Лазарет, устроенный в большой палатке, был битком. Нары, типа «вагонка» стояли не только вдоль стен, но и в середине, сейчас здесь больше шестидесяти больных помещались и шесть человек персонала. Свободными оставались только узкие проходы, да немного места вокруг трех металлических печек, обложенных кирпичом. Возле печек было жарко до пота, по углам подмерзало, а во всем лазарете такой духан стоял, что ноздри разъедало. И гнили, и пердели, и под себя ссали… и сортир на шесть очков здесь же за брезентовой перегородкой был выкопан.

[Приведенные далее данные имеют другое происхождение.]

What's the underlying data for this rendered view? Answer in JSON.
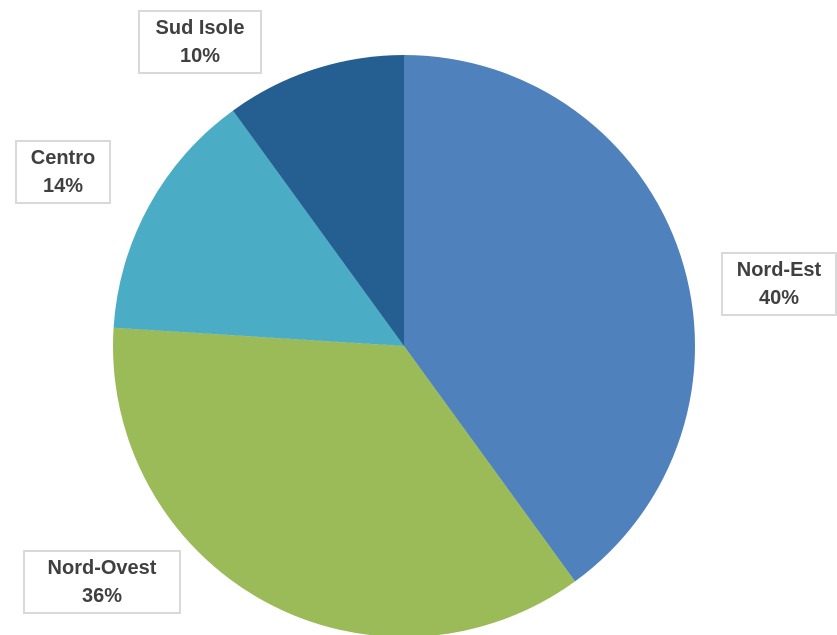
{
  "chart_data": {
    "type": "pie",
    "title": "",
    "categories": [
      "Nord-Est",
      "Nord-Ovest",
      "Centro",
      "Sud Isole"
    ],
    "values": [
      40,
      36,
      14,
      10
    ],
    "value_labels": [
      "40%",
      "36%",
      "14%",
      "10%"
    ],
    "colors": [
      "#4f81bd",
      "#9bbb59",
      "#4bacc6",
      "#255e91"
    ],
    "start_angle_deg": 0,
    "direction": "clockwise",
    "legend": "none",
    "data_labels": "outside, boxed"
  }
}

Всю левую сторону занимали прооперированные. Аппендициты, геморрои, выпадение и ущемление прямой кишки. От тяжелой работы этого добра везли каждый день. Здесь же лежали и просто с огнестрельными и ножевыми ранами. Через проход за перегородкой из простыней стонали заразные, рожистые больные. Стонали, и подвывали от изнуряющей, почти не прекращающейся боли и матерились злобно на весь белый свет.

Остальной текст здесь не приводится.